Bush invites Saudi prince to ranch in Texas

President seeks to boost U.S. role in Middle East


DOHA, Qatar - Stepping up the United States' diplomatic involvement in the Middle East, President Bush has invited Crown Prince Abdullah of Saudi Arabia to his ranch in Texas for top-level talks.

Vice President Dick Cheney delivered the invitation in a meeting Saturday night with the crown prince in Jidda, Saudi Arabia. Yesterday, the Saudis announced that they had accepted. The meeting is expected this spring.

Bush's invitation is the latest indication of the deepening U.S. involvement in Middle East diplomacy. It is a role the White House once approached cautiously, but it has become a prerequisite for the Bush administration's effort to build support in the Arab world for a looming confrontation with President Saddam Hussein of Iraq.
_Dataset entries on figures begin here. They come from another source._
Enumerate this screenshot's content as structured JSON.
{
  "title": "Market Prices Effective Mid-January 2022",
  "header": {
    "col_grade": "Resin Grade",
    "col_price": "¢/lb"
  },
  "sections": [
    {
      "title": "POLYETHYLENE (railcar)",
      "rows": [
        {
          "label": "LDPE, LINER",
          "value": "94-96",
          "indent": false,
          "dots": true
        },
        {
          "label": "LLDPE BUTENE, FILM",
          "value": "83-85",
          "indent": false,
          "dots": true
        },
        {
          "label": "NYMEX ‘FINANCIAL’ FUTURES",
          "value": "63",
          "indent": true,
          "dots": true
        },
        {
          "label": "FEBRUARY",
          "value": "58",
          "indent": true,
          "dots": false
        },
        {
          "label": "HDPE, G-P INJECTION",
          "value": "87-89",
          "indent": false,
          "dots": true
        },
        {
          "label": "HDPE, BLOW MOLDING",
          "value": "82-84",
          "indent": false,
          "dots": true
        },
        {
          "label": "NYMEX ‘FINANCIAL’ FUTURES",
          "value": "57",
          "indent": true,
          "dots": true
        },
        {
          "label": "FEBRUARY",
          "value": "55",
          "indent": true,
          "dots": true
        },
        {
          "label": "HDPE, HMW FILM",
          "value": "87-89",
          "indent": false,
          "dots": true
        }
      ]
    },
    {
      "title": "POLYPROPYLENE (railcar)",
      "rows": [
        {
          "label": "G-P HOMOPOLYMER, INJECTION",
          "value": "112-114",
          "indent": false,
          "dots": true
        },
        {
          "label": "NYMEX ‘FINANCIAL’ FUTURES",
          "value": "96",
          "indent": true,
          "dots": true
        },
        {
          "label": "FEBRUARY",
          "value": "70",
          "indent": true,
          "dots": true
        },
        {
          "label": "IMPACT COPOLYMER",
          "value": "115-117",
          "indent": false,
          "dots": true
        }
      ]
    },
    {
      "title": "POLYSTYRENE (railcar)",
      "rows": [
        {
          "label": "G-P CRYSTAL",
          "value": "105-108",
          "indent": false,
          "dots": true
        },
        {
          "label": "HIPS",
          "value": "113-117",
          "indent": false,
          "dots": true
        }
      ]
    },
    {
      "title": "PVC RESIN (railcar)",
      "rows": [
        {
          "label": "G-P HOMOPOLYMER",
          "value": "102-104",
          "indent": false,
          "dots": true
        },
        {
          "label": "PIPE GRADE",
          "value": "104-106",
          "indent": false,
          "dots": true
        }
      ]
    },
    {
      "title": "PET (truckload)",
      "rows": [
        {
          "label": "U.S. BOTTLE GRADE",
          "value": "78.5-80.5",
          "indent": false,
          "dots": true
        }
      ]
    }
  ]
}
When Cheney's 12-nation trip to the Middle East and Europe was planned last month, Iraq was intended to be one of the main items on the agenda. The U.S. hope was that the vice president would not become enmeshed in Israeli-Palestinian issues.

"This is an ongoing campaign against global terrorism, and that is the nature of these discussions," a senior aide said at the time.

As the Israeli-Palestinian violence has increased, Arab leaders have objected to the Americans' focus on Iraq, emphasizing that efforts to quell the fighting and encourage a Middle East peace settlement needed to come first.

Yesterday, Cheney spoke as if Iraq were just one of many issues, and he acknowledged that the Israeli-Palestinian dispute was the most pressing concern in the region. He will be in the midst of the conflict today when he visits Jerusalem.

"The ongoing conflict between the Israelis and the Palestinians is a preoccupation for everybody in this part of the world," Cheney said at a joint news conference with Crown Prince Salman bin Hamad Al Khalifa of Bahrain.

The decision to issue a presidential invitation to Abdullah was made before Cheney's trip, U.S. officials said. The purpose is to discuss the U.S. campaign against terrorism - in part, a euphemism for possible action against Iraq - and to promote the Saudi peace initiative. U.S. officials said Bush's Texas ranch was the preferred venue for the meeting because it would foster discussions in an informal setting.